Competitions were soon in place and members of the Clubs were encouraged to display their talents at Flower Festivals.
These innovative events were usually held in country churches and drew huge crowds who sometimes queued for hours to view the colourful display that gave so much pleasure in drab post war Britain.
Todays’ world is full of colour and excitement but Flower Festivals go on inspiring the flower arranger and giving pleasure to those who view them.
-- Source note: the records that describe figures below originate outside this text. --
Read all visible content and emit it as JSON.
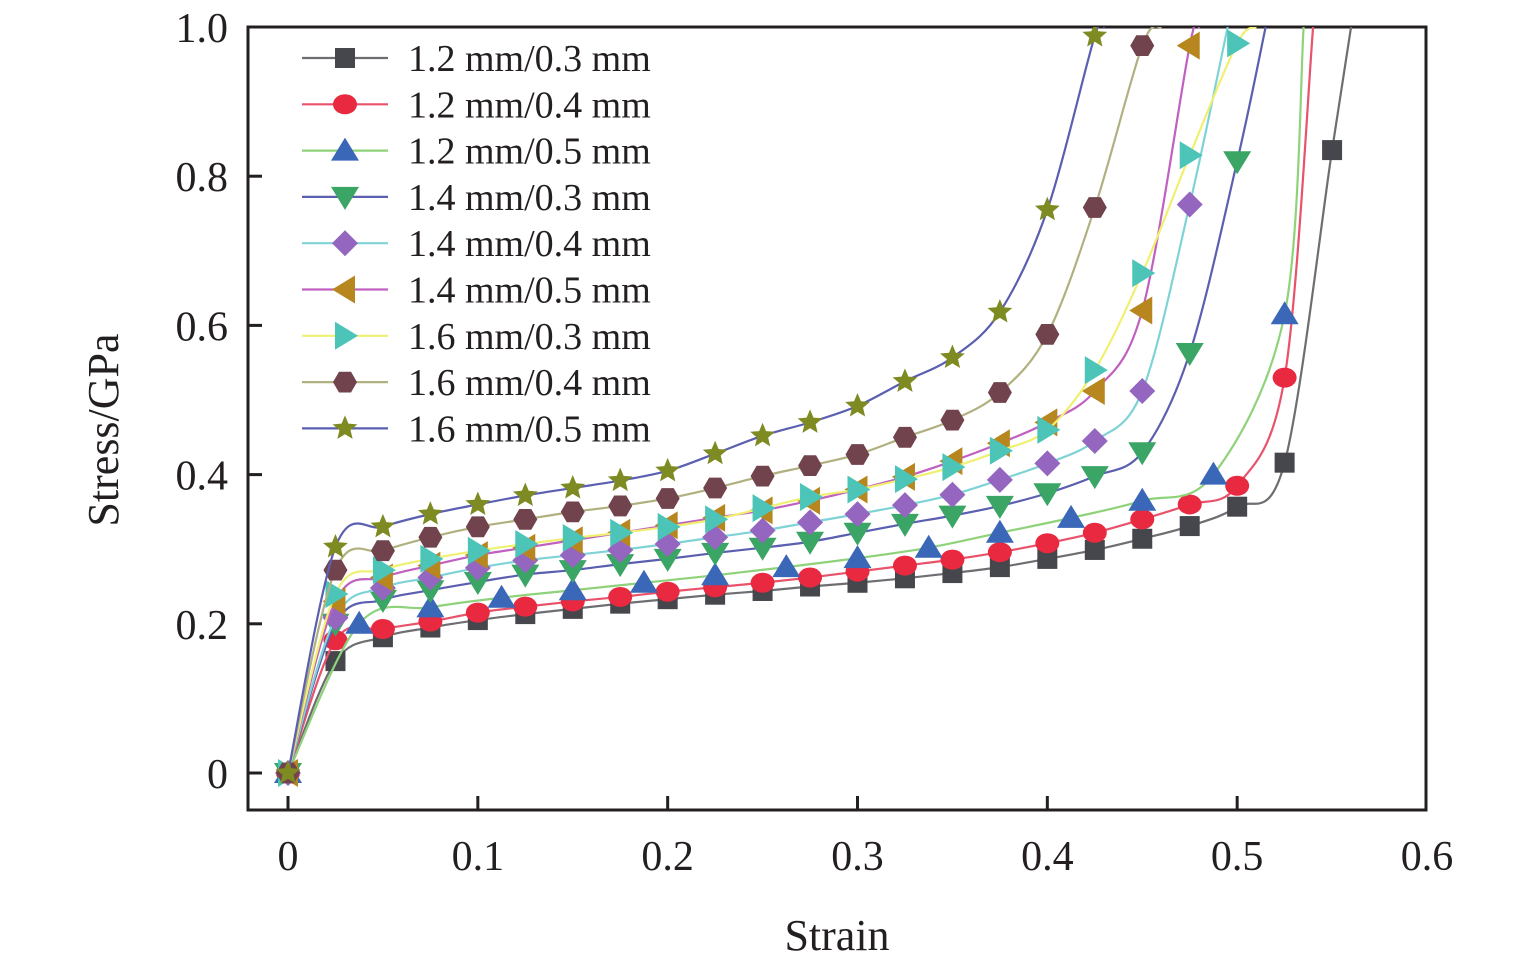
{
  "chart_data": {
    "type": "line",
    "title": "",
    "xlabel": "Strain",
    "ylabel": "Stress/GPa",
    "xlim": [
      0,
      0.6
    ],
    "ylim": [
      0,
      1.0
    ],
    "xticks": [
      0,
      0.1,
      0.2,
      0.3,
      0.4,
      0.5,
      0.6
    ],
    "xtick_labels": [
      "0",
      "0.1",
      "0.2",
      "0.3",
      "0.4",
      "0.5",
      "0.6"
    ],
    "yticks": [
      0,
      0.2,
      0.4,
      0.6,
      0.8,
      1.0
    ],
    "ytick_labels": [
      "0",
      "0.2",
      "0.4",
      "0.6",
      "0.8",
      "1.0"
    ],
    "grid": false,
    "legend_position": "top-left",
    "series": [
      {
        "name": "1.2 mm/0.3 mm",
        "marker": "square",
        "marker_color": "#46474c",
        "line_color": "#6d6e71",
        "x": [
          0,
          0.025,
          0.05,
          0.075,
          0.1,
          0.125,
          0.15,
          0.175,
          0.2,
          0.225,
          0.25,
          0.275,
          0.3,
          0.325,
          0.35,
          0.375,
          0.4,
          0.425,
          0.45,
          0.475,
          0.5,
          0.525,
          0.55,
          0.56
        ],
        "y": [
          0,
          0.15,
          0.182,
          0.195,
          0.205,
          0.213,
          0.22,
          0.227,
          0.233,
          0.239,
          0.244,
          0.25,
          0.255,
          0.261,
          0.268,
          0.276,
          0.287,
          0.299,
          0.314,
          0.331,
          0.357,
          0.416,
          0.835,
          1.0
        ]
      },
      {
        "name": "1.2 mm/0.4 mm",
        "marker": "circle",
        "marker_color": "#e8293f",
        "line_color": "#e8526a",
        "x": [
          0,
          0.025,
          0.05,
          0.075,
          0.1,
          0.125,
          0.15,
          0.175,
          0.2,
          0.225,
          0.25,
          0.275,
          0.3,
          0.325,
          0.35,
          0.375,
          0.4,
          0.425,
          0.45,
          0.475,
          0.5,
          0.525,
          0.54
        ],
        "y": [
          0,
          0.178,
          0.193,
          0.203,
          0.215,
          0.223,
          0.23,
          0.236,
          0.243,
          0.249,
          0.255,
          0.262,
          0.27,
          0.278,
          0.286,
          0.296,
          0.308,
          0.322,
          0.34,
          0.36,
          0.385,
          0.53,
          1.0
        ]
      },
      {
        "name": "1.2 mm/0.5 mm",
        "marker": "triangle-up",
        "marker_color": "#3a67b8",
        "line_color": "#8fd27a",
        "x": [
          0,
          0.0375,
          0.075,
          0.1125,
          0.15,
          0.1875,
          0.225,
          0.2625,
          0.3,
          0.3375,
          0.375,
          0.4125,
          0.45,
          0.4875,
          0.525,
          0.535
        ],
        "y": [
          0,
          0.2,
          0.222,
          0.235,
          0.245,
          0.255,
          0.265,
          0.276,
          0.288,
          0.302,
          0.322,
          0.342,
          0.365,
          0.4,
          0.615,
          1.0
        ]
      },
      {
        "name": "1.4 mm/0.3 mm",
        "marker": "triangle-down",
        "marker_color": "#3aa565",
        "line_color": "#5a5fb0",
        "x": [
          0,
          0.025,
          0.05,
          0.075,
          0.1,
          0.125,
          0.15,
          0.175,
          0.2,
          0.225,
          0.25,
          0.275,
          0.3,
          0.325,
          0.35,
          0.375,
          0.4,
          0.425,
          0.45,
          0.475,
          0.5,
          0.515
        ],
        "y": [
          0,
          0.2,
          0.232,
          0.245,
          0.256,
          0.266,
          0.272,
          0.28,
          0.287,
          0.295,
          0.302,
          0.31,
          0.322,
          0.334,
          0.345,
          0.358,
          0.375,
          0.398,
          0.43,
          0.563,
          0.82,
          1.0
        ]
      },
      {
        "name": "1.4 mm/0.4 mm",
        "marker": "diamond",
        "marker_color": "#9466c0",
        "line_color": "#7fd3d6",
        "x": [
          0,
          0.025,
          0.05,
          0.075,
          0.1,
          0.125,
          0.15,
          0.175,
          0.2,
          0.225,
          0.25,
          0.275,
          0.3,
          0.325,
          0.35,
          0.375,
          0.4,
          0.425,
          0.45,
          0.475,
          0.495
        ],
        "y": [
          0,
          0.208,
          0.248,
          0.262,
          0.275,
          0.285,
          0.292,
          0.299,
          0.307,
          0.316,
          0.325,
          0.336,
          0.347,
          0.359,
          0.373,
          0.393,
          0.415,
          0.445,
          0.512,
          0.762,
          1.0
        ]
      },
      {
        "name": "1.4 mm/0.5 mm",
        "marker": "triangle-left",
        "marker_color": "#b8861e",
        "line_color": "#c060c0",
        "x": [
          0,
          0.025,
          0.05,
          0.075,
          0.1,
          0.125,
          0.15,
          0.175,
          0.2,
          0.225,
          0.25,
          0.275,
          0.3,
          0.325,
          0.35,
          0.375,
          0.4,
          0.425,
          0.45,
          0.475,
          0.48
        ],
        "y": [
          0,
          0.23,
          0.262,
          0.278,
          0.292,
          0.302,
          0.312,
          0.322,
          0.332,
          0.342,
          0.352,
          0.365,
          0.38,
          0.397,
          0.418,
          0.442,
          0.47,
          0.512,
          0.62,
          0.975,
          1.0
        ]
      },
      {
        "name": "1.6 mm/0.3 mm",
        "marker": "triangle-right",
        "marker_color": "#4cc4b8",
        "line_color": "#f0f070",
        "x": [
          0,
          0.025,
          0.05,
          0.075,
          0.1,
          0.125,
          0.15,
          0.175,
          0.2,
          0.225,
          0.25,
          0.275,
          0.3,
          0.325,
          0.35,
          0.375,
          0.4,
          0.425,
          0.45,
          0.475,
          0.5,
          0.51
        ],
        "y": [
          0,
          0.24,
          0.272,
          0.287,
          0.298,
          0.307,
          0.315,
          0.322,
          0.33,
          0.34,
          0.355,
          0.37,
          0.38,
          0.394,
          0.41,
          0.432,
          0.46,
          0.54,
          0.67,
          0.828,
          0.978,
          1.0
        ]
      },
      {
        "name": "1.6 mm/0.4 mm",
        "marker": "hexagon",
        "marker_color": "#70434d",
        "line_color": "#b0b080",
        "x": [
          0,
          0.025,
          0.05,
          0.075,
          0.1,
          0.125,
          0.15,
          0.175,
          0.2,
          0.225,
          0.25,
          0.275,
          0.3,
          0.325,
          0.35,
          0.375,
          0.4,
          0.425,
          0.45,
          0.46
        ],
        "y": [
          0,
          0.272,
          0.298,
          0.316,
          0.33,
          0.34,
          0.35,
          0.358,
          0.368,
          0.382,
          0.398,
          0.412,
          0.427,
          0.45,
          0.473,
          0.51,
          0.588,
          0.758,
          0.975,
          1.0
        ]
      },
      {
        "name": "1.6 mm/0.5 mm",
        "marker": "star",
        "marker_color": "#7e8a22",
        "line_color": "#5a5fb0",
        "x": [
          0,
          0.025,
          0.05,
          0.075,
          0.1,
          0.125,
          0.15,
          0.175,
          0.2,
          0.225,
          0.25,
          0.275,
          0.3,
          0.325,
          0.35,
          0.375,
          0.4,
          0.425,
          0.43
        ],
        "y": [
          0,
          0.303,
          0.33,
          0.347,
          0.36,
          0.372,
          0.382,
          0.392,
          0.405,
          0.428,
          0.452,
          0.47,
          0.492,
          0.525,
          0.557,
          0.618,
          0.755,
          0.988,
          1.0
        ]
      }
    ]
  }
}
I have been involved in so many Festivals over the years in Stately Homes, including Chatsworth House and Belvoir Castle and Churches of all denominations such as Southall Minster and Lincoln Cathedral and of course, Leicester Cathedral, which will host a Festival in September with the theme of Richard Ill’s Motto ‘Loyalty Binds Me’. This May I was involved in two local Festivals.
Photo number one, shown above,on a pedestal which was inspired simply by the colours, forms and textures in the blue hanging behind (one of the stations of the cross) at St.Theresa’s RC church in Birstall.
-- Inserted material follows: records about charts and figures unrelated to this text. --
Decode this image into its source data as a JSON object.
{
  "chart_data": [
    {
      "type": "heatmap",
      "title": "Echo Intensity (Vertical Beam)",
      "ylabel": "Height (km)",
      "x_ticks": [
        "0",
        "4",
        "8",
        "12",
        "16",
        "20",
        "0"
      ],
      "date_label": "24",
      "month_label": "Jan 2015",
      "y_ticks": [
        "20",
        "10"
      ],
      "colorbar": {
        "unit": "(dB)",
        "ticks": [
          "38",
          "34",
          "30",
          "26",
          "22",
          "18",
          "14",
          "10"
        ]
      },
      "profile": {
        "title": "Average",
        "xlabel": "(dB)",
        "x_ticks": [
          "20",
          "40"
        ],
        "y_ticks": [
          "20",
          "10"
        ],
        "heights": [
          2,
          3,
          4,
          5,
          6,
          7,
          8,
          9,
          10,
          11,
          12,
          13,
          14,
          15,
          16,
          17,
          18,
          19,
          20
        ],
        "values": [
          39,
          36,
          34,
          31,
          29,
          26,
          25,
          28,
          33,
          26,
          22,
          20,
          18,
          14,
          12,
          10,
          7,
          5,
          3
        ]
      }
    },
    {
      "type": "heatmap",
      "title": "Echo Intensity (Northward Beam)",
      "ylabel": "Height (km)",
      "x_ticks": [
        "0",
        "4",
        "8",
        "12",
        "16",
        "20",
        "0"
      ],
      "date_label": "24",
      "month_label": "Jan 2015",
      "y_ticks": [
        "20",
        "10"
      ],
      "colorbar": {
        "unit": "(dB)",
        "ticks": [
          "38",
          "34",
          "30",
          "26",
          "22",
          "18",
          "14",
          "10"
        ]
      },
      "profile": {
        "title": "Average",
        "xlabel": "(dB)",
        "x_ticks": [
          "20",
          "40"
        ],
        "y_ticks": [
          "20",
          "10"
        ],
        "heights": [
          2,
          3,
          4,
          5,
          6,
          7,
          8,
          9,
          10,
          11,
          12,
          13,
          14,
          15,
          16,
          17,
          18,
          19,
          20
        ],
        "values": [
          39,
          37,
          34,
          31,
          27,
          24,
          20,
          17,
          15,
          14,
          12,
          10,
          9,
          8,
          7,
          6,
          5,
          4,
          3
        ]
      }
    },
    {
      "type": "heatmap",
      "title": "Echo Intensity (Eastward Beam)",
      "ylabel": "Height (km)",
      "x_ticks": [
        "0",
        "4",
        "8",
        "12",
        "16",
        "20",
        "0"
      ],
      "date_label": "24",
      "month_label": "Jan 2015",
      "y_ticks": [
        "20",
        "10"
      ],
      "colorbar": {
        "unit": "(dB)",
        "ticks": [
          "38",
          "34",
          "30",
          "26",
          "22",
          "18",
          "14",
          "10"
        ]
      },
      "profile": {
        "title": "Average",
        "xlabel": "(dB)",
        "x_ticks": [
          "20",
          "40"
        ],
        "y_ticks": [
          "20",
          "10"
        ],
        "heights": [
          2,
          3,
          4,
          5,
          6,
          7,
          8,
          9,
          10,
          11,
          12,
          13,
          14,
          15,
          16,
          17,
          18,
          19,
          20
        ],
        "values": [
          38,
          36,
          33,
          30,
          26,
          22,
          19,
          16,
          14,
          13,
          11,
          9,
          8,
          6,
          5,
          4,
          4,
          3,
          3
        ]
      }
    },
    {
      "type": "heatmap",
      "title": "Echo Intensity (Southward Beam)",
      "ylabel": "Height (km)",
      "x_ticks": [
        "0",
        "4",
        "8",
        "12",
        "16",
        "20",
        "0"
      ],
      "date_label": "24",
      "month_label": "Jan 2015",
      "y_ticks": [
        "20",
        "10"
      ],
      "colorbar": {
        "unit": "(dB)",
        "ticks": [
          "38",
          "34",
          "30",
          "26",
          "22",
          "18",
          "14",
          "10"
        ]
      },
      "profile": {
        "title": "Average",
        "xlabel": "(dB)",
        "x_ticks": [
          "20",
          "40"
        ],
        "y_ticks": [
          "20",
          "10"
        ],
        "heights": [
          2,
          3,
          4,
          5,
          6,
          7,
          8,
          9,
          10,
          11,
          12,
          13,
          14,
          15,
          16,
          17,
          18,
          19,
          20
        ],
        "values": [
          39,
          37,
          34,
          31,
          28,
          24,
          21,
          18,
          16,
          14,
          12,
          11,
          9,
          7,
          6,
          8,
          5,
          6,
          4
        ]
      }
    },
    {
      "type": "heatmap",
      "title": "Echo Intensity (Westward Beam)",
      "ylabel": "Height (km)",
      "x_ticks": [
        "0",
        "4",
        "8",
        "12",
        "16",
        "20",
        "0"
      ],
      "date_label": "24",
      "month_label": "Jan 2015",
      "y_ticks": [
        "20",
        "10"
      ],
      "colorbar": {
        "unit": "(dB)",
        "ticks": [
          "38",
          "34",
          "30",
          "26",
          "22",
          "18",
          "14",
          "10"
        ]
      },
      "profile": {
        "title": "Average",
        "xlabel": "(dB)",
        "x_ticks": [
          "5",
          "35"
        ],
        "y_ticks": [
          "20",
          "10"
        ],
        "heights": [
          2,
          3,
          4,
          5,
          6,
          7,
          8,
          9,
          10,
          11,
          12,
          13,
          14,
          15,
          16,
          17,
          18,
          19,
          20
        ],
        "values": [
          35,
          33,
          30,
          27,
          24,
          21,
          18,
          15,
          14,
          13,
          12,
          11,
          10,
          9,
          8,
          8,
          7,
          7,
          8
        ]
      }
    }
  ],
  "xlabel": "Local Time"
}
I made circles of coloured sisal decorated with beads and gold wire and also used white Medalino sticks for movement. The flowers included White Arum (curved to follow the lines in the hanging), large white Roses and Carnations. Aspidistra leaves and Steel Grass were manipulated to produce curves and loops. I wanted to include blue flowers but these proved to be scarce. Just one Agapanthus repeats the colour in the hanging which is associated with the Virgin Mary.
The second picture shows how large scale designs can work in the impressive surroundings of large venues. he colours were inspired by the Priests Vestments which were draped on the chair and height was created by the use of a tall, sturdy stand made of metal which has been used successfully for large scale flower arrangements on many occasions including the Queens visit to Leicester last year. This design took two people four hours to complete. We stood on ladders to reach the top. The flowers include various shades of peach and orange Roses, Carnations and Alstromeria and the lime green of Anastasia Chrysanthemums and Anthuriums with their distinctive
Over the Mayday Bank Holiday Syston Methodist Church hosted a Festival bringing various Communities together to produce a feast for the senses entitled ‘Stories from the Bible.’ Visitors were asked to decide what story the exhibits depicted. Photo three, shown below, shows my design which was ‘In the Beginning’. The Heavens were created from coloured sisal, Anthuriums and the dark shades of Chrysanthemums. The fruitful Earth with Grapes, Apples and Spring Flowers which were arranged quite simply and included Iris, Lilies and Stocks. For-Get-Me-Nots , Hyacinth and Arum Italicum leaves came from my garden.
Do visit a Flower Festival during the Summer (there are Christmas ones too!) they are a lovely old tradition that should be kept.